Berita Cilacap
Diguyur Hujan Deras, Banjir Genangi Jeruklegi Cilacap, Dua Ruas Jalan Nasional Lumpuh
Hujan deras yang mengguyur wilayah Cilacap sejak dini hari pukul 02.00 WIB, menyebabkan banjir di dua Kecamatan, yaitu Jeruklegi dan Kawunganten
Penulis: Permata Putra Sejati | Editor: rival al manaf
TRIBUNJATENG.COM, CILACAP - Hujan deras yang mengguyur wilayah Cilacap sejak dini hari pukul 02.00 WIB, menyebabkan banjir di dua Kecamatan, yaitu Jeruklegi dan Kawunganten, Rabu (21/7/2021).
Bahkan banjir menutup akses jalan nasional Wangon - Cilacap dan Sidareja - Cilacap sehingga tidak bisa dilewati kendaraan.
Kepala Seksi Pencegehaan Bencana BPBD Cilacap, Gatot Arif Widodo mengatakan ada tiga titik utama kemacetan akibat banjir.
Baca juga: PPKM Darurat, Perwira Pertamina Cilacap Bagikan 1.442 Paket Sembako
Baca juga: 13 Rumah Sakit di Cilacap Sepakat Tambah Kapasitas BOR, Total Ada 150 Tempat Tidur
Baca juga: Bupati Tatto Ingatkan Kembali Warga Cilacap Pentingnya Vaksinasi Covid-19 dan Prokes
Titik kemacetan pertama berada di Desa Cilibang, Jalan Wangon - Cilacap.
Kemudian titik kedua adalah di ruas jalan nasional Sidareja Cilacap, tepatnya berada di pertigaan Jeruklegi, Desa Jeruklegi kulon.

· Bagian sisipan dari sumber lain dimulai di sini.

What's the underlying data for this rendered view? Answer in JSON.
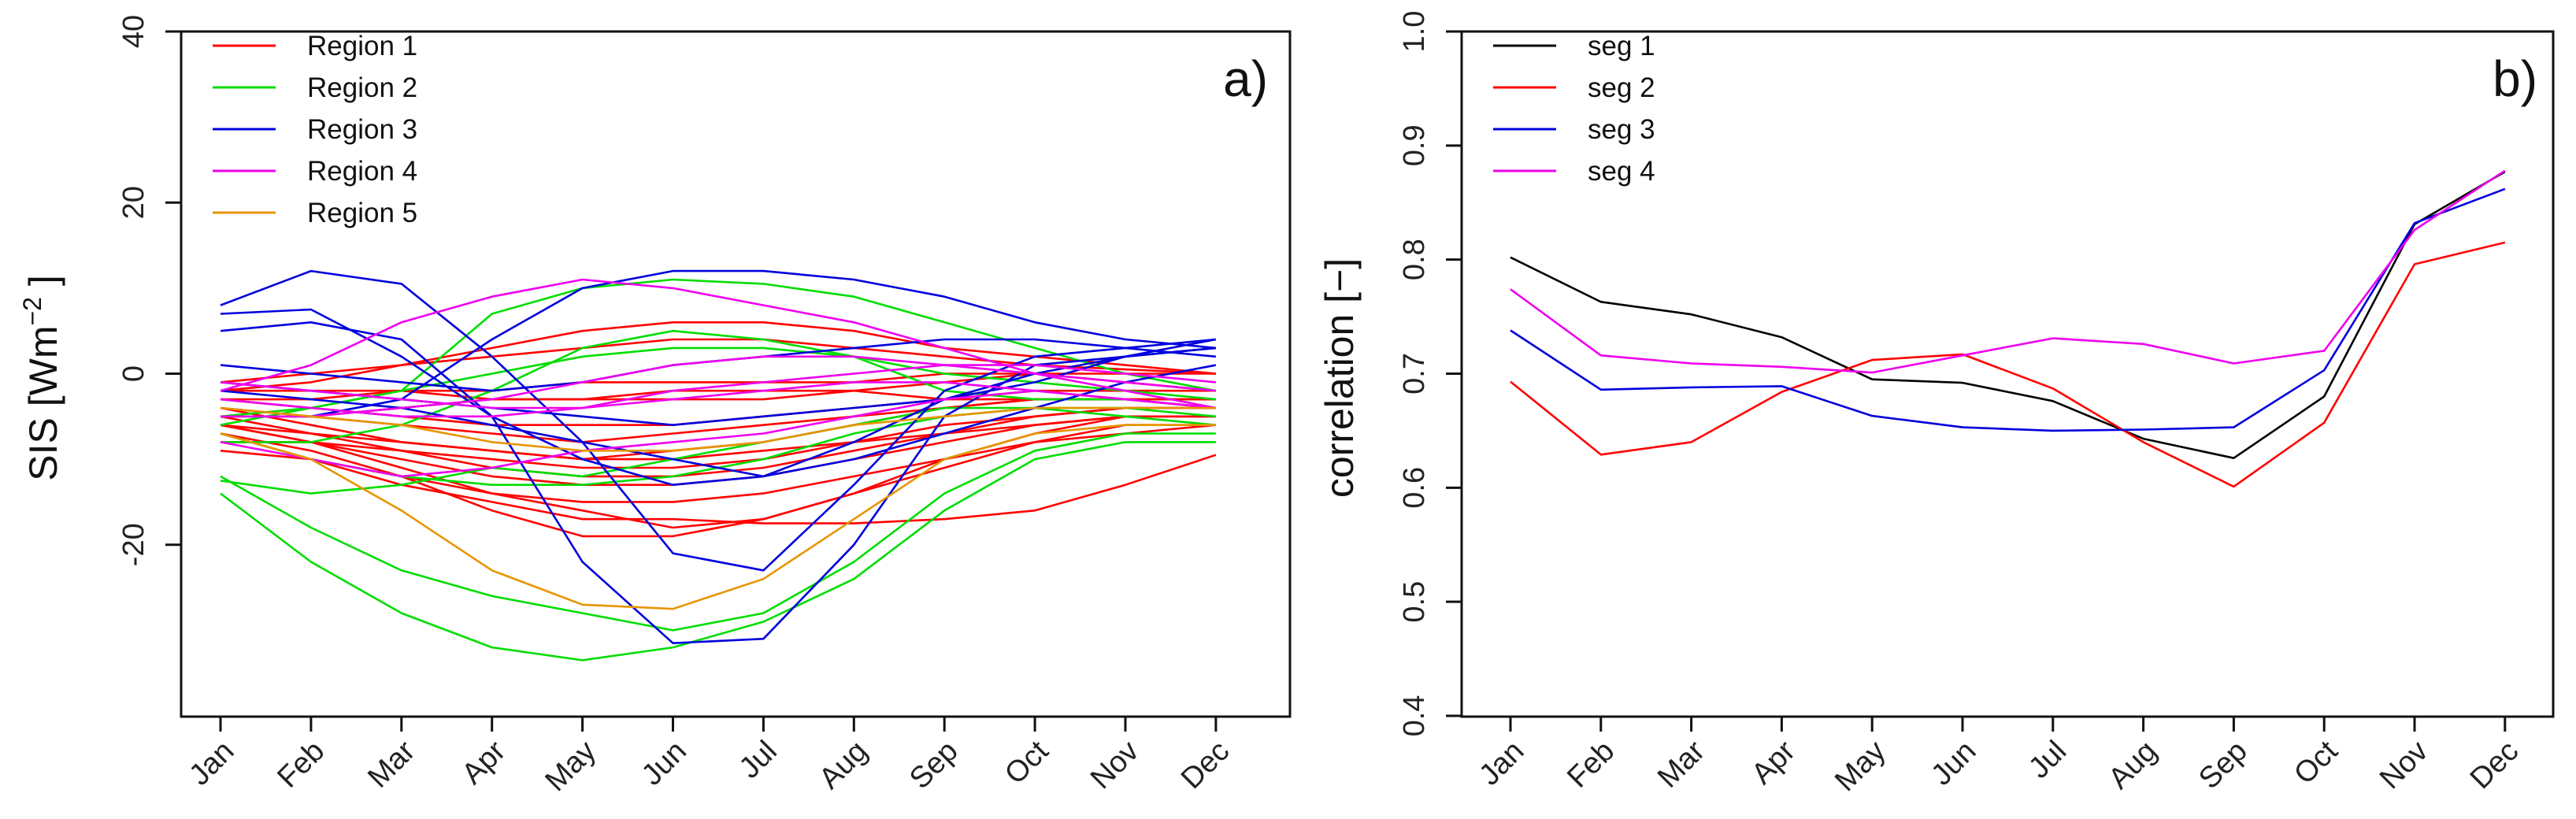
{
  "chart_data": [
    {
      "type": "line",
      "panel_label": "a)",
      "ylabel": "SIS [Wm",
      "ylabel_sup": "−2",
      "ylabel_close": "]",
      "x": [
        "Jan",
        "Feb",
        "Mar",
        "Apr",
        "May",
        "Jun",
        "Jul",
        "Aug",
        "Sep",
        "Oct",
        "Nov",
        "Dec"
      ],
      "ylim": [
        -40,
        40
      ],
      "yticks": [
        -20,
        0,
        20,
        40
      ],
      "ytick_labels": [
        "-20",
        "0",
        "20",
        "40"
      ],
      "legend_position": "top-left",
      "legend": [
        {
          "label": "Region 1",
          "color": "#ff0000"
        },
        {
          "label": "Region 2",
          "color": "#00dd00"
        },
        {
          "label": "Region 3",
          "color": "#0000dd"
        },
        {
          "label": "Region 4",
          "color": "#ee00ee"
        },
        {
          "label": "Region 5",
          "color": "#e69500"
        }
      ],
      "series": [
        {
          "name": "Region 1",
          "color": "#ff0000",
          "values": [
            -1,
            0,
            1,
            2,
            3,
            4,
            4,
            3,
            2,
            1,
            0.5,
            0
          ]
        },
        {
          "name": "Region 1",
          "color": "#ff0000",
          "values": [
            -2,
            -1,
            1,
            3,
            5,
            6,
            6,
            5,
            3,
            2,
            1,
            0
          ]
        },
        {
          "name": "Region 1",
          "color": "#ff0000",
          "values": [
            -3,
            -3,
            -2,
            -2,
            -1,
            -1,
            -1,
            -1,
            0,
            0,
            -1,
            -2
          ]
        },
        {
          "name": "Region 1",
          "color": "#ff0000",
          "values": [
            -4,
            -5,
            -6,
            -7,
            -8,
            -7,
            -6,
            -5,
            -4,
            -3,
            -3,
            -3
          ]
        },
        {
          "name": "Region 1",
          "color": "#ff0000",
          "values": [
            -5,
            -7,
            -9,
            -11,
            -12,
            -12,
            -11,
            -9,
            -7,
            -5,
            -4,
            -4
          ]
        },
        {
          "name": "Region 1",
          "color": "#ff0000",
          "values": [
            -6,
            -8,
            -11,
            -14,
            -16,
            -18,
            -17,
            -14,
            -10,
            -7,
            -5,
            -5
          ]
        },
        {
          "name": "Region 1",
          "color": "#ff0000",
          "values": [
            -7,
            -9,
            -12,
            -16,
            -19,
            -19,
            -17,
            -14,
            -11,
            -8,
            -6,
            -6
          ]
        },
        {
          "name": "Region 1",
          "color": "#ff0000",
          "values": [
            -7,
            -10,
            -13,
            -15,
            -17,
            -17,
            -17.5,
            -17.5,
            -17,
            -16,
            -13,
            -9.5
          ]
        },
        {
          "name": "Region 1",
          "color": "#ff0000",
          "values": [
            -6,
            -7,
            -8,
            -9,
            -10,
            -10,
            -9,
            -8,
            -6,
            -5,
            -4,
            -4
          ]
        },
        {
          "name": "Region 1",
          "color": "#ff0000",
          "values": [
            -8,
            -8,
            -9,
            -10,
            -11,
            -11,
            -10,
            -8,
            -7,
            -6,
            -5,
            -5
          ]
        },
        {
          "name": "Region 1",
          "color": "#ff0000",
          "values": [
            -5,
            -5,
            -4,
            -3,
            -3,
            -2,
            -2,
            -2,
            -3,
            -3,
            -3,
            -4
          ]
        },
        {
          "name": "Region 1",
          "color": "#ff0000",
          "values": [
            -3,
            -4,
            -5,
            -6,
            -6,
            -6,
            -5,
            -4,
            -3,
            -2,
            -2,
            -2
          ]
        },
        {
          "name": "Region 1",
          "color": "#ff0000",
          "values": [
            -6,
            -8,
            -10,
            -12,
            -13,
            -13,
            -12,
            -10,
            -8,
            -6,
            -5,
            -5
          ]
        },
        {
          "name": "Region 1",
          "color": "#ff0000",
          "values": [
            -9,
            -10,
            -12,
            -14,
            -15,
            -15,
            -14,
            -12,
            -10,
            -8,
            -7,
            -6
          ]
        },
        {
          "name": "Region 1",
          "color": "#ff0000",
          "values": [
            -2,
            -2,
            -2,
            -3,
            -3,
            -3,
            -3,
            -2,
            -1,
            0,
            0,
            0
          ]
        },
        {
          "name": "Region 1",
          "color": "#ff0000",
          "values": [
            -4,
            -6,
            -8,
            -9,
            -10,
            -9,
            -8,
            -6,
            -4,
            -3,
            -3,
            -3
          ]
        },
        {
          "name": "Region 2",
          "color": "#00dd00",
          "values": [
            -12,
            -18,
            -23,
            -26,
            -28,
            -30,
            -28,
            -22,
            -14,
            -9,
            -7,
            -7
          ]
        },
        {
          "name": "Region 2",
          "color": "#00dd00",
          "values": [
            -14,
            -22,
            -28,
            -32,
            -33.5,
            -32,
            -29,
            -24,
            -16,
            -10,
            -8,
            -8
          ]
        },
        {
          "name": "Region 2",
          "color": "#00dd00",
          "values": [
            -12.5,
            -14,
            -13,
            -11,
            -12,
            -10,
            -8,
            -6,
            -4,
            -4,
            -5,
            -6
          ]
        },
        {
          "name": "Region 2",
          "color": "#00dd00",
          "values": [
            -8,
            -8,
            -6,
            -2,
            3,
            5,
            4,
            2,
            -2,
            -3,
            -3,
            -4
          ]
        },
        {
          "name": "Region 2",
          "color": "#00dd00",
          "values": [
            -7,
            -10,
            -12,
            -13,
            -13,
            -12,
            -10,
            -7,
            -5,
            -4,
            -4,
            -5
          ]
        },
        {
          "name": "Region 2",
          "color": "#00dd00",
          "values": [
            -5,
            -4,
            -2,
            0,
            2,
            3,
            3,
            2,
            0,
            -1,
            -2,
            -3
          ]
        },
        {
          "name": "Region 2",
          "color": "#00dd00",
          "values": [
            -6,
            -4,
            -2,
            7,
            10,
            11,
            10.5,
            9,
            6,
            3,
            0,
            -2
          ]
        },
        {
          "name": "Region 3",
          "color": "#0000dd",
          "values": [
            8,
            12,
            10.5,
            2,
            -8,
            -21,
            -23,
            -13,
            -2,
            2,
            3,
            4
          ]
        },
        {
          "name": "Region 3",
          "color": "#0000dd",
          "values": [
            5,
            6,
            4,
            -5,
            -22,
            -31.5,
            -31,
            -20,
            -5,
            1,
            2,
            3
          ]
        },
        {
          "name": "Region 3",
          "color": "#0000dd",
          "values": [
            7,
            7.5,
            2,
            -5,
            -10,
            -13,
            -12,
            -8,
            -3,
            0,
            2,
            3
          ]
        },
        {
          "name": "Region 3",
          "color": "#0000dd",
          "values": [
            1,
            0,
            -1,
            -2,
            -1,
            1,
            2,
            3,
            4,
            4,
            3,
            2
          ]
        },
        {
          "name": "Region 3",
          "color": "#0000dd",
          "values": [
            -1,
            -2,
            -3,
            -4,
            -5,
            -6,
            -5,
            -4,
            -3,
            -1,
            2,
            4
          ]
        },
        {
          "name": "Region 3",
          "color": "#0000dd",
          "values": [
            -5,
            -5,
            -3,
            4,
            10,
            12,
            12,
            11,
            9,
            6,
            4,
            3
          ]
        },
        {
          "name": "Region 3",
          "color": "#0000dd",
          "values": [
            -2,
            -3,
            -4,
            -6,
            -8,
            -10,
            -12,
            -10,
            -7,
            -4,
            -1,
            1
          ]
        },
        {
          "name": "Region 4",
          "color": "#ee00ee",
          "values": [
            -2,
            1,
            6,
            9,
            11,
            10,
            8,
            6,
            3,
            0,
            -1,
            -2
          ]
        },
        {
          "name": "Region 4",
          "color": "#ee00ee",
          "values": [
            -5,
            -5,
            -4,
            -3,
            -1,
            1,
            2,
            2,
            1,
            0,
            -2,
            -4
          ]
        },
        {
          "name": "Region 4",
          "color": "#ee00ee",
          "values": [
            -8,
            -10,
            -12,
            -11,
            -9,
            -8,
            -7,
            -5,
            -3,
            -2,
            -3,
            -4
          ]
        },
        {
          "name": "Region 4",
          "color": "#ee00ee",
          "values": [
            -3,
            -4,
            -5,
            -5,
            -4,
            -2,
            -1,
            0,
            1,
            1,
            0,
            -1
          ]
        },
        {
          "name": "Region 4",
          "color": "#ee00ee",
          "values": [
            -1,
            -2,
            -3,
            -4,
            -4,
            -3,
            -2,
            -1,
            -1,
            -2,
            -3,
            -4
          ]
        },
        {
          "name": "Region 5",
          "color": "#e69500",
          "values": [
            -7,
            -10,
            -16,
            -23,
            -27,
            -27.5,
            -24,
            -17,
            -10,
            -7,
            -6,
            -6
          ]
        },
        {
          "name": "Region 5",
          "color": "#e69500",
          "values": [
            -4,
            -5,
            -6,
            -8,
            -9,
            -9,
            -8,
            -6,
            -5,
            -4,
            -4,
            -4
          ]
        }
      ]
    },
    {
      "type": "line",
      "panel_label": "b)",
      "ylabel": "correlation [−]",
      "x": [
        "Jan",
        "Feb",
        "Mar",
        "Apr",
        "May",
        "Jun",
        "Jul",
        "Aug",
        "Sep",
        "Oct",
        "Nov",
        "Dec"
      ],
      "ylim": [
        0.4,
        1.0
      ],
      "yticks": [
        0.4,
        0.5,
        0.6,
        0.7,
        0.8,
        0.9,
        1.0
      ],
      "ytick_labels": [
        "0.4",
        "0.5",
        "0.6",
        "0.7",
        "0.8",
        "0.9",
        "1.0"
      ],
      "legend_position": "top-left",
      "legend": [
        {
          "label": "seg 1",
          "color": "#000000"
        },
        {
          "label": "seg 2",
          "color": "#ff0000"
        },
        {
          "label": "seg 3",
          "color": "#0000dd"
        },
        {
          "label": "seg 4",
          "color": "#ee00ee"
        }
      ],
      "series": [
        {
          "name": "seg 1",
          "color": "#000000",
          "values": [
            0.802,
            0.763,
            0.752,
            0.732,
            0.695,
            0.692,
            0.676,
            0.643,
            0.626,
            0.68,
            0.831,
            0.877
          ]
        },
        {
          "name": "seg 2",
          "color": "#ff0000",
          "values": [
            0.693,
            0.629,
            0.64,
            0.684,
            0.712,
            0.717,
            0.687,
            0.64,
            0.601,
            0.657,
            0.796,
            0.815
          ]
        },
        {
          "name": "seg 3",
          "color": "#0000dd",
          "values": [
            0.738,
            0.686,
            0.688,
            0.689,
            0.663,
            0.653,
            0.65,
            0.651,
            0.653,
            0.703,
            0.832,
            0.862
          ]
        },
        {
          "name": "seg 4",
          "color": "#ee00ee",
          "values": [
            0.774,
            0.716,
            0.709,
            0.706,
            0.701,
            0.716,
            0.731,
            0.726,
            0.709,
            0.72,
            0.826,
            0.878
          ]
        }
      ]
    }
  ]
}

Dan satu lagi berada di Kecamatan Kawunganten, masuk Desa Kalijeruk.
Di Kecamatan Jeruklegi sendiri, desa-desa yang terdampak banjir antara lain, Desa Cilibang, Jeruklegi Kulon, Jeruklegi Wetan, Desa Brebek dan sebagian desa di Desa Jambusari.
Kemudian di Kecamatan Kawunganten, yaitu di Desa Kawunganten.
Data sementara BPBD Cilacap, terdapat 200 rumah di Kecamatan Jeruklegi yang terendam banjir dengan ketinggian 20-50 cm.
Sementara di Kecamatan Kawunganten kurang lebih ada 120 rumah yang terendam banjir dengan tinggi 20-40 cm.
Banjir disebabkan karena sejumlah sungai di wilayah Kecamatan Jeruklegi meluap.
Sehingga, Rabu pukul 05.00 WIB - sampai dengan saat ini kendaraan masih belum bisa melalui jalan.
"Saat ini tidak ada yang di evakuasi, dan tidak ada yang mengungsi, karena tidak mengkhawatirkan tinggi air hanya 20-40 cm," katanya.
Hujan deras terjadi sejak pukul 02.00 WIB, terutama di wilayah Hulu yaitu Kecamatan Jatilawang - Wangon, Kabupaten Banyumas dan hujan deras sampai pukul 05.00 WIB.
Baca juga: Alasan Sapi Grandong Milik Irfan Hakim Trending Youtube, Atta Halilintar yang Mau Beli pun Ditolak
Baca juga: Ini 4 Kekuatan Besar Kandidat Juara Liga Inggris, Bagaimana dengan Tim Jagoanmu?
Baca juga: Anies Baswedan Minta Pengurus Masjid di Jakarta Sadar, Rumah Sakit Sudah Penuh
Pihaknya mengimbau kepada masyarakat yang ingin menuju ke Cilacap diminta untuk melintas melalui jalan alternatif melalui Jatilawang- Cilacap via Rawalo.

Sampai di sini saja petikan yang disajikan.